The NSO musicians' contract expires this summer, but Valentine has already indicated a strong aversion to targeting their compensation. "Our musicians already receive the lowest salaries in our budget category," Valentine says. The current contract guarantees NSO players a minimum annual salary of $60,000 — a respectable sum, but hardly the mouth-gaping $105,000 minimum that the Detroit players received. (San Francisco Symphony musicians, now on strike over their contract, are guaranteed a $141,000 minimum.)
Valentine has spent years turning the NSO into a Grammy-winning powerhouse. So he's not interested in gutting contracts, which would likely chase away talent while sending the orchestra back to the minor leagues. That's where Valentine found the group in the late 1990s, shortly after it had emerged from an earlier bout of bankruptcy.
Given that you can't make a classical symphony be more efficient — it takes the same number of musicians to play Beethoven's Fifth Symphony today as it did when it premiered in 1808 — it's hardly surprising that Valentine has decided to focus most of his energies on increasing revenue.
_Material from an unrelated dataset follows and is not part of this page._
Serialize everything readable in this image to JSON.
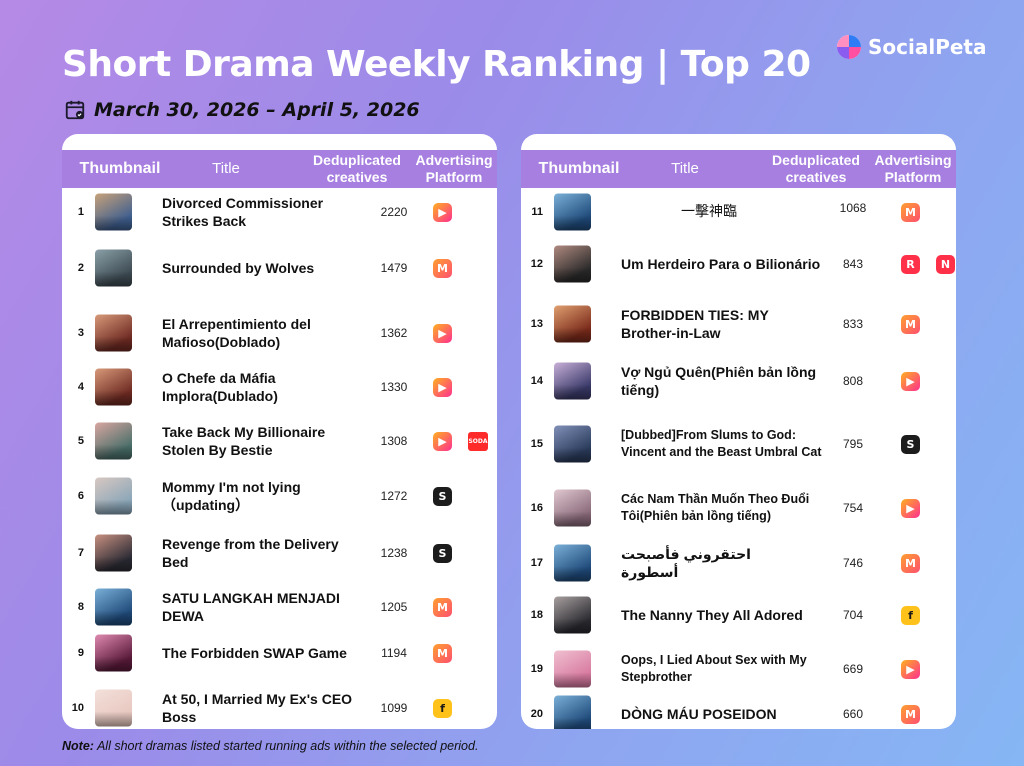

Astute observers of the Schermerhorn have probably already noticed some big changes.
Over the past year or so, the Schermerhorn has gone from being primarily a symphony hall to being a regional entertainment presenter. On nights when the symphony isn't performing, the Schermerhorn has been booking comedians such as Bill Cosby and Sarah Silverman, and popular music acts such as Lyle Lovett and B.B. King.
"In arts administration, we call that the 'never-dark theory,' " says McManus. "You make your venue more profitable by using it more."
The NSO hopes to increase revenue from its pops series next season by bringing in higher-profile acts like Chicago and Kenny Loggins. It's also looking at replacing the pops series' signature table seating with aisle seats, which can accommodate many more people. Moreover, the orchestra recently hired a new director of artistic administration, Laurence Tucker, a veteran artist representative who is as adept at handling temperamental maestros as schedules and programming.
And in perhaps its biggest coup, the NSO has talked Amy Grant and Vince Gill into moving their popular Christmas show from the Ryman Auditorium to the Schermerhorn. Grant was instrumental in saving the symphony when it fell into bankruptcy in the 1980s. Now Grant and Gill's Christmas show could become the Schermerhorn's version of the Nashville Ballet's annual Nashville Nutcracker — the cash cow that makes the rest of the year possible.
Classical fans are not being left totally in the cold. The symphony has cut seven Thursday performances, but it is adding a new Coffee and Classics Series, which will feature three short Friday morning concerts. Admittedly, the NSO will present just two performances of Mahler's Symphony No. 7 next season. But it will make up for the loss with bigger stars, such as gala headliner Renée Fleming.
"Classical music will always be the Nashville Symphony's core product," Valentine says.